Look what you’ve done
The pain has still not gone.
You made me question my parents, my birth, my human existence,
My appearance, my food, my clothes, my smell , etiquette, mannerism.

With an increasing number of children from marginalised communities pursuing primary and higher education, government institutions continue to tick boxes of diversity within the classroom. But Samos speaks of how harrowing the lived realities of such statistical progress can be. “In school, upper caste boys would tie my hands to the fan and leave me there for hours, with oil smothered on my face”. When he shifted to Bhubaneswar for high school, he recalls, the harassment became worse – as opposed to what commonplace understanding of cast dynamic in cities would have us believe.

But Samos, whose music, is assertive, subversive and unapologetic, had had enough.

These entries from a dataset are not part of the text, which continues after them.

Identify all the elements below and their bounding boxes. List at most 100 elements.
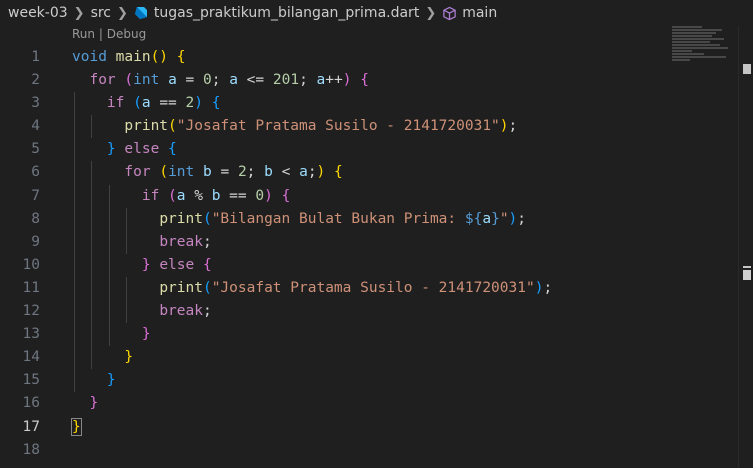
code-line[interactable]: 4 print("Josafat Pratama Susilo - 214172… bbox=[0, 115, 700, 139]
code-line[interactable]: 17} bbox=[0, 416, 700, 439]
code-token: { bbox=[360, 72, 369, 89]
code-token: ( bbox=[202, 210, 212, 227]
code-token: { bbox=[281, 187, 291, 204]
code-line[interactable]: 9 break; bbox=[0, 230, 700, 254]
code-line[interactable]: 15 } bbox=[0, 369, 700, 393]
code-token: main bbox=[115, 49, 151, 65]
code-token: ( bbox=[159, 164, 169, 181]
code-line[interactable]: 8 print("Bilangan Bulat Bukan Prima: ${a… bbox=[0, 207, 700, 231]
code-text: break; bbox=[72, 231, 211, 254]
code-token: ; bbox=[307, 164, 317, 181]
code-token: ) bbox=[264, 187, 273, 204]
line-number: 18 bbox=[22, 441, 40, 458]
code-token: print bbox=[159, 210, 203, 227]
minimap[interactable] bbox=[672, 26, 732, 66]
code-token: a bbox=[229, 72, 238, 89]
codelens: Run | Debug bbox=[72, 27, 146, 45]
code-token: ( bbox=[168, 118, 177, 135]
code-token: if bbox=[106, 95, 125, 112]
line-number: 16 bbox=[22, 395, 40, 412]
code-line[interactable]: 14 } bbox=[0, 346, 700, 370]
code-token: { bbox=[334, 164, 343, 181]
code-token: print bbox=[124, 118, 169, 135]
breadcrumb-file[interactable]: tugas_praktikum_bilangan_prima.dart bbox=[154, 5, 419, 21]
vertical-scrollbar[interactable] bbox=[738, 26, 753, 468]
code-token: int bbox=[168, 164, 195, 181]
breadcrumb-symbol[interactable]: main bbox=[462, 5, 497, 21]
codelens-debug[interactable]: Debug bbox=[107, 27, 146, 41]
code-line[interactable]: 7 if (a % b == 0) { bbox=[0, 184, 700, 208]
code-token: { bbox=[176, 49, 186, 65]
line-number: 3 bbox=[31, 95, 40, 112]
code-line[interactable]: 3 if (a == 2) { bbox=[0, 92, 700, 116]
code-line[interactable]: 2 for (int a = 0; a <= 201; a++) { bbox=[0, 69, 700, 92]
code-token: 2 bbox=[237, 164, 247, 181]
code-line[interactable]: 10 } else { bbox=[0, 253, 700, 277]
code-text: print("Josafat Pratama Susilo - 21417200… bbox=[72, 277, 552, 300]
code-token: for bbox=[89, 72, 116, 89]
code-line[interactable]: 5 } else { bbox=[0, 138, 700, 162]
code-token: ${ bbox=[464, 210, 483, 227]
code-token: ; bbox=[517, 210, 527, 227]
code-token: "Josafat Pratama Susilo - 2141720031" bbox=[176, 118, 500, 135]
line-number: 13 bbox=[22, 326, 40, 343]
line-number: 12 bbox=[22, 303, 40, 320]
code-token: " bbox=[499, 210, 509, 227]
code-token: ; bbox=[543, 279, 553, 296]
code-token: b bbox=[264, 164, 273, 181]
scrollbar-overview-mark bbox=[743, 266, 751, 268]
code-token: ) bbox=[499, 118, 509, 135]
code-token: } bbox=[491, 210, 500, 227]
line-number: 2 bbox=[31, 72, 40, 89]
code-line[interactable]: 12 break; bbox=[0, 300, 700, 324]
code-token: } bbox=[89, 395, 99, 412]
code-token: "Bilangan Bulat Bukan Prima: bbox=[211, 210, 465, 227]
code-line[interactable]: 6 for (int b = 2; b < a;) { bbox=[0, 161, 700, 185]
code-token: b bbox=[203, 164, 212, 181]
code-token: 201 bbox=[272, 72, 300, 89]
code-line[interactable]: 18 bbox=[0, 439, 700, 462]
code-text: for (int b = 2; b < a;) { bbox=[72, 161, 343, 184]
code-text: } bbox=[72, 392, 98, 415]
chevron-right-icon: ❯ bbox=[117, 5, 128, 21]
code-token: ) bbox=[316, 164, 326, 181]
code-editor[interactable]: 1 void main() {2 for (int a = 0; a <= 201… bbox=[0, 46, 700, 462]
code-token: "Josafat Pratama Susilo - 2141720031" bbox=[211, 279, 535, 296]
code-token: void bbox=[72, 49, 107, 65]
code-token: } bbox=[71, 417, 82, 436]
code-token: ( bbox=[202, 279, 212, 296]
code-text: break; bbox=[72, 300, 211, 323]
breadcrumb-folder-src[interactable]: src bbox=[91, 5, 111, 21]
breadcrumb-folder-week03[interactable]: week-03 bbox=[8, 5, 68, 21]
line-number: 5 bbox=[31, 141, 40, 158]
code-token: <= bbox=[237, 72, 273, 89]
codelens-run[interactable]: Run bbox=[72, 27, 95, 41]
line-number: 8 bbox=[31, 210, 40, 227]
code-line[interactable]: 11 print("Josafat Pratama Susilo - 21417… bbox=[0, 276, 700, 301]
code-token: for bbox=[124, 164, 151, 181]
code-line[interactable]: 13 } bbox=[0, 323, 700, 347]
chevron-right-icon: ❯ bbox=[73, 5, 85, 21]
line-number: 7 bbox=[31, 187, 40, 204]
code-line[interactable]: 16 } bbox=[0, 392, 700, 415]
code-text: void main() { bbox=[72, 46, 186, 69]
line-number: 4 bbox=[31, 118, 40, 135]
code-token: { bbox=[202, 256, 212, 273]
code-line[interactable]: 1 void main() { bbox=[0, 46, 700, 69]
code-token: ( bbox=[133, 95, 142, 112]
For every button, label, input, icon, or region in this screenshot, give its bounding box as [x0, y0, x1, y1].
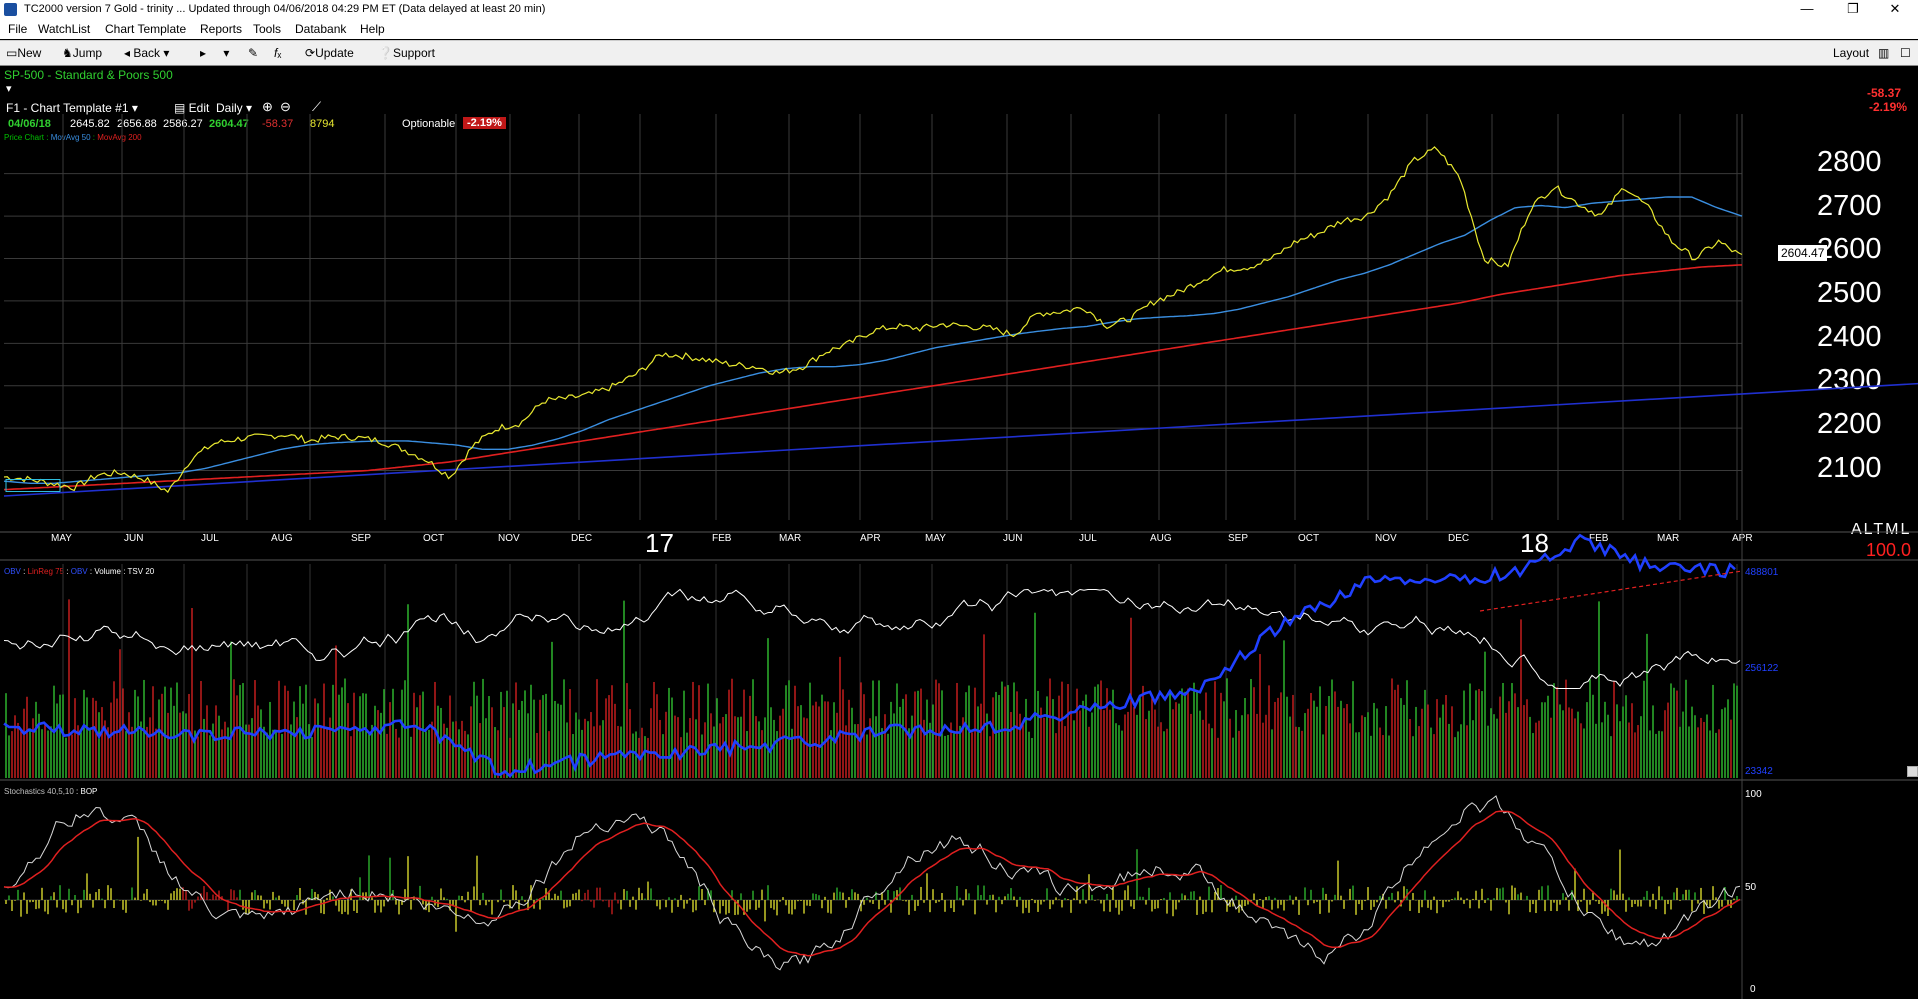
chart-area: SP-500 - Standard & Poors 500 ▾ F1 - Cha…: [0, 66, 1918, 999]
price-panel: [3, 146, 1918, 497]
function-icon: fₓ: [274, 46, 282, 60]
back-icon: ◂: [124, 46, 134, 60]
new-icon: ▭: [6, 46, 18, 60]
menu-help[interactable]: Help: [360, 22, 385, 36]
new-button[interactable]: ▭New: [6, 46, 41, 60]
menu-chart-template[interactable]: Chart Template: [105, 22, 186, 36]
trendline: [3, 382, 1918, 497]
charts-canvas[interactable]: [0, 66, 1918, 999]
layout-grid-icon[interactable]: ▥: [1878, 46, 1889, 60]
draw-tool-button[interactable]: ✎: [248, 46, 258, 60]
forward-button[interactable]: ▸ ▾: [200, 46, 229, 60]
menu-tools[interactable]: Tools: [253, 22, 281, 36]
fullscreen-icon[interactable]: ☐: [1900, 46, 1911, 60]
tsv-line: [3, 588, 1741, 689]
maximize-button[interactable]: ❐: [1830, 0, 1876, 19]
forward-icon: ▸: [200, 46, 207, 60]
back-button[interactable]: ◂ Back ▾: [124, 46, 169, 60]
stochastics-panel: [3, 795, 1741, 971]
close-button[interactable]: ✕: [1872, 0, 1918, 19]
chart-grid: [0, 114, 1918, 999]
ma50-line: [3, 196, 1743, 484]
pencil-icon: ✎: [248, 46, 259, 60]
toolbar: ▭New ♞Jump ◂ Back ▾ ▸ ▾ ✎ fₓ ⟳Update ❔Su…: [0, 40, 1918, 66]
forward-dropdown-icon[interactable]: ▾: [223, 46, 229, 60]
menu-file[interactable]: File: [8, 22, 27, 36]
back-dropdown-icon[interactable]: ▾: [163, 46, 169, 60]
ma200-line: [3, 264, 1743, 491]
title-bar: TC2000 version 7 Gold - trinity ... Upda…: [0, 0, 1918, 19]
menu-bar: File WatchList Chart Template Reports To…: [0, 19, 1918, 39]
support-button[interactable]: ❔Support: [378, 46, 435, 60]
volume-panel: [3, 533, 1743, 778]
menu-reports[interactable]: Reports: [200, 22, 242, 36]
price-line: [3, 146, 1743, 494]
update-button[interactable]: ⟳Update: [305, 46, 354, 60]
menu-databank[interactable]: Databank: [295, 22, 346, 36]
app-icon: [4, 3, 17, 16]
formula-button[interactable]: fₓ: [274, 46, 281, 60]
minimize-button[interactable]: —: [1784, 0, 1830, 19]
jump-icon: ♞: [62, 46, 73, 60]
update-icon: ⟳: [305, 46, 316, 60]
window-title: TC2000 version 7 Gold - trinity ... Upda…: [24, 3, 546, 15]
menu-watchlist[interactable]: WatchList: [38, 22, 90, 36]
support-icon: ❔: [378, 46, 393, 60]
jump-button[interactable]: ♞Jump: [62, 46, 102, 60]
stoch-d-line: [3, 810, 1741, 957]
layout-button[interactable]: Layout: [1833, 46, 1869, 60]
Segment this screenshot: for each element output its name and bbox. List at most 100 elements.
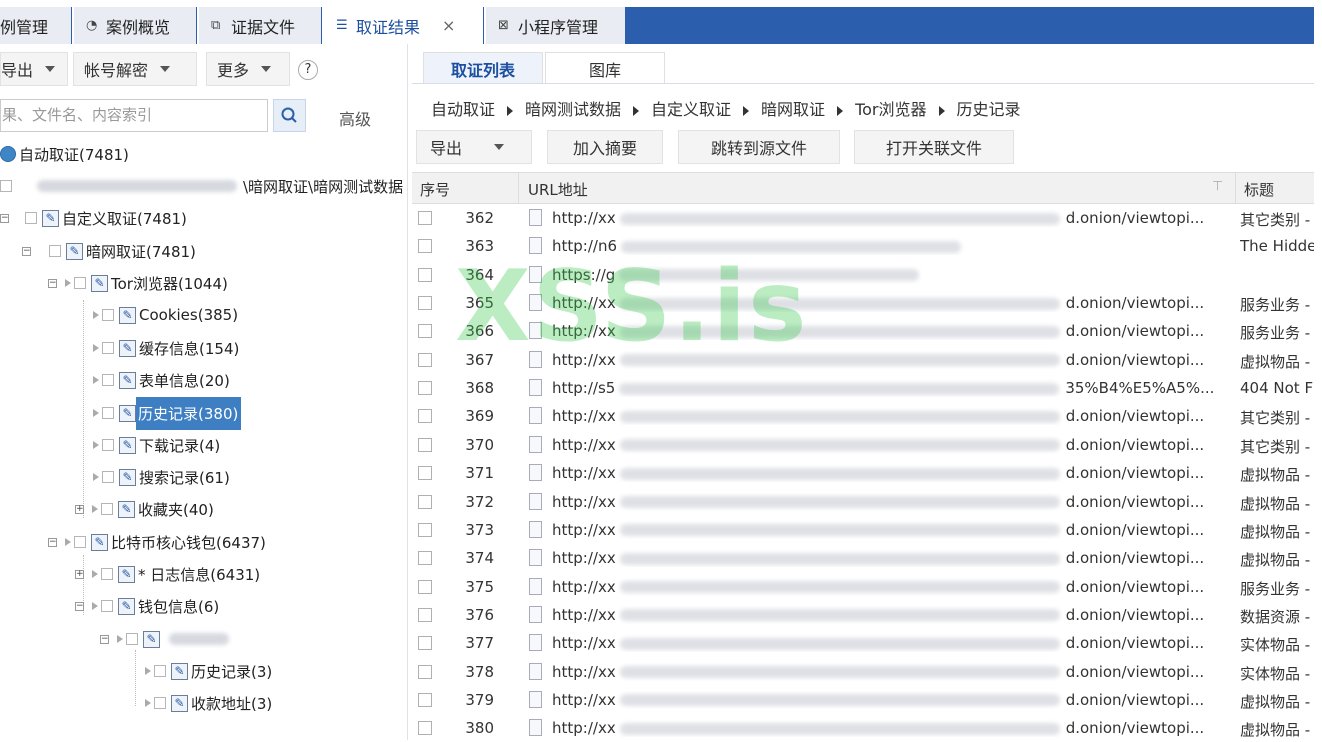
- row-checkbox[interactable]: [418, 522, 432, 537]
- table-row[interactable]: 362 http://xx d.onion/viewtopi... 其它类别 -: [412, 204, 1314, 232]
- breadcrumb-item[interactable]: 自定义取证: [651, 100, 731, 119]
- collapse-icon[interactable]: −: [75, 601, 84, 611]
- tree-node-wallet-item[interactable]: − ✎: [100, 628, 229, 650]
- tree-node-wallet-history[interactable]: ✎ 历史记录(3): [145, 660, 272, 682]
- collapse-icon[interactable]: −: [22, 246, 31, 256]
- tree-checkbox[interactable]: [154, 697, 166, 709]
- table-row[interactable]: 363 http://n6 The Hidde: [412, 232, 1314, 260]
- row-checkbox[interactable]: [418, 324, 432, 339]
- tree-node-bitcoin[interactable]: − ✎ 比特币核心钱包(6437): [48, 531, 266, 553]
- breadcrumb-item[interactable]: 暗网取证: [761, 100, 825, 119]
- tree-node-wallet-address[interactable]: ✎ 收款地址(3): [145, 692, 272, 714]
- panel-splitter[interactable]: [407, 44, 408, 740]
- tree-checkbox[interactable]: [102, 309, 114, 321]
- breadcrumb-item[interactable]: 暗网测试数据: [525, 100, 621, 119]
- tree-node-forms[interactable]: ✎ 表单信息(20): [93, 369, 230, 391]
- collapse-icon[interactable]: −: [48, 537, 57, 547]
- table-row[interactable]: 378 http://xx d.onion/viewtopi... 实体物品 -: [412, 658, 1314, 686]
- search-input[interactable]: 结果、文件名、内容索引: [0, 99, 268, 132]
- breadcrumb-item[interactable]: Tor浏览器: [855, 100, 926, 119]
- tree-checkbox[interactable]: [74, 277, 86, 289]
- table-row[interactable]: 369 http://xx d.onion/viewtopi... 其它类别 -: [412, 402, 1314, 430]
- goto-source-button[interactable]: 跳转到源文件: [678, 130, 840, 164]
- column-header-url[interactable]: URL地址: [528, 179, 588, 200]
- tab-evidence-files[interactable]: ⧉ 证据文件: [199, 7, 322, 44]
- row-checkbox[interactable]: [418, 721, 432, 736]
- tree-checkbox[interactable]: [102, 439, 114, 451]
- table-row[interactable]: 371 http://xx d.onion/viewtopi... 虚拟物品 -: [412, 459, 1314, 487]
- tab-miniapp-management[interactable]: ⊠ 小程序管理: [486, 7, 626, 44]
- row-checkbox[interactable]: [418, 239, 432, 254]
- tree-checkbox[interactable]: [101, 568, 113, 580]
- tab-case-management[interactable]: 案例管理: [0, 7, 72, 44]
- table-row[interactable]: 380 http://xx d.onion/viewtopi... 虚拟物品 -: [412, 714, 1314, 742]
- tree-node-favorites[interactable]: + ✎ 收藏夹(40): [75, 498, 214, 520]
- row-checkbox[interactable]: [418, 466, 432, 481]
- tree-checkbox[interactable]: [102, 471, 114, 483]
- tree-node-auto-forensics[interactable]: 自动取证(7481): [0, 143, 129, 165]
- export-dropdown-right[interactable]: 导出: [416, 130, 532, 164]
- collapse-icon[interactable]: −: [100, 634, 109, 644]
- column-header-title[interactable]: 标题: [1244, 179, 1274, 200]
- row-checkbox[interactable]: [418, 211, 432, 225]
- tab-case-overview[interactable]: ◔ 案例概览: [74, 7, 197, 44]
- tree-checkbox[interactable]: [49, 245, 61, 257]
- advanced-search-link[interactable]: 高级: [339, 106, 371, 130]
- row-checkbox[interactable]: [418, 636, 432, 651]
- collapse-icon[interactable]: −: [0, 213, 9, 223]
- expand-icon[interactable]: +: [75, 569, 84, 579]
- decrypt-dropdown[interactable]: 帐号解密: [73, 52, 197, 86]
- row-checkbox[interactable]: [418, 607, 432, 622]
- tab-forensic-list[interactable]: 取证列表: [423, 52, 543, 84]
- row-checkbox[interactable]: [418, 579, 432, 594]
- tree-node-downloads[interactable]: ✎ 下载记录(4): [93, 434, 220, 456]
- tree-node-wallet[interactable]: − ✎ 钱包信息(6): [75, 595, 219, 617]
- tree-node-history[interactable]: ✎ 历史记录(380): [93, 396, 242, 430]
- filter-icon[interactable]: ⊤: [1212, 179, 1223, 194]
- tree-checkbox[interactable]: [74, 536, 86, 548]
- column-header-seq[interactable]: 序号: [420, 179, 450, 200]
- table-row[interactable]: 370 http://xx d.onion/viewtopi... 其它类别 -: [412, 431, 1314, 459]
- collapse-icon[interactable]: −: [48, 278, 57, 288]
- tree-checkbox[interactable]: [101, 503, 113, 515]
- tree-checkbox[interactable]: [101, 600, 113, 612]
- column-divider[interactable]: [1235, 173, 1236, 203]
- column-divider[interactable]: [518, 173, 519, 203]
- export-dropdown[interactable]: 导出: [0, 52, 68, 86]
- table-row[interactable]: 379 http://xx d.onion/viewtopi... 虚拟物品 -: [412, 686, 1314, 714]
- tree-node-path[interactable]: \暗网取证\暗网测试数据: [0, 175, 403, 197]
- row-checkbox[interactable]: [418, 664, 432, 679]
- table-row[interactable]: 366 http://xx d.onion/viewtopi... 服务业务 -: [412, 317, 1314, 345]
- table-row[interactable]: 367 http://xx d.onion/viewtopi... 虚拟物品 -: [412, 346, 1314, 374]
- tree-node-darkweb[interactable]: − ✎ 暗网取证(7481): [22, 240, 196, 262]
- row-checkbox[interactable]: [418, 267, 432, 282]
- tab-forensic-results[interactable]: ☰ 取证结果 ×: [324, 7, 484, 44]
- table-row[interactable]: 374 http://xx d.onion/viewtopi... 虚拟物品 -: [412, 544, 1314, 572]
- search-button[interactable]: [273, 99, 306, 132]
- row-checkbox[interactable]: [418, 494, 432, 509]
- help-icon[interactable]: ?: [298, 60, 318, 80]
- row-checkbox[interactable]: [418, 381, 432, 396]
- tree-checkbox[interactable]: [154, 665, 166, 677]
- tree-checkbox[interactable]: [126, 633, 138, 645]
- tab-gallery[interactable]: 图库: [545, 52, 665, 84]
- row-checkbox[interactable]: [418, 296, 432, 311]
- tree-node-tor[interactable]: − ✎ Tor浏览器(1044): [48, 272, 228, 294]
- table-row[interactable]: 377 http://xx d.onion/viewtopi... 实体物品 -: [412, 629, 1314, 657]
- table-row[interactable]: 376 http://xx d.onion/viewtopi... 数据资源 -: [412, 601, 1314, 629]
- row-checkbox[interactable]: [418, 692, 432, 707]
- expand-icon[interactable]: +: [75, 504, 84, 514]
- table-row[interactable]: 373 http://xx d.onion/viewtopi... 虚拟物品 -: [412, 516, 1314, 544]
- table-row[interactable]: 375 http://xx d.onion/viewtopi... 服务业务 -: [412, 573, 1314, 601]
- table-row[interactable]: 372 http://xx d.onion/viewtopi... 虚拟物品 -: [412, 488, 1314, 516]
- close-icon[interactable]: ×: [442, 16, 455, 35]
- table-row[interactable]: 364 https://g: [412, 261, 1314, 289]
- tree-checkbox[interactable]: [102, 407, 114, 419]
- tree-checkbox[interactable]: [25, 212, 37, 224]
- row-checkbox[interactable]: [418, 551, 432, 566]
- tree-node-custom[interactable]: − ✎ 自定义取证(7481): [0, 207, 187, 229]
- tree-checkbox[interactable]: [102, 342, 114, 354]
- tree-checkbox[interactable]: [102, 374, 114, 386]
- table-row[interactable]: 368 http://s5 35%B4%E5%A5%... 404 Not F: [412, 374, 1314, 402]
- row-checkbox[interactable]: [418, 352, 432, 367]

When the discrimination became “too much”, he got rid of the internalisation of his inferiority, and began to question. “I even threw a notebook at a casteist teacher once”.

But JNU was no different. Samos speaks of the “invisibilised forms of discrimination” in JNU as well – a space he otherwise loves. Ostensibly “progressive professors” in the university are no paragons of equality in reality, he claims. “In viva tests, we (Dalit students) are invariably marked low…Even though we perform well in written exams.” Clearly, after what has been a lifetime of oppression for him and his family, Samos has a sharp eye for veiled forms of discrimination.

Tirna Chatterjee, a student at the School of Arts and Aesthetics at JNU, says Samos’ music is interesting, because he is seeking to alienate not just the Right, but also the elite Left through his compositions. Samos says he is not actively seeking to forge unity with either the Left or the Right. To promote Ambedkar’s message is his only motivation, he says.

There is also perhaps disillusionment with established norms in general. Fiery and subversive, his music has little patience with critical sensibility – deliberately so. In an impromptu composition for ThePrint, he raps:

When I rap, I don’t subscribe

To your critical merit 

and musical understanding 

To express my people’s view is my only longing

Because you’ve stripped us of our human belonging.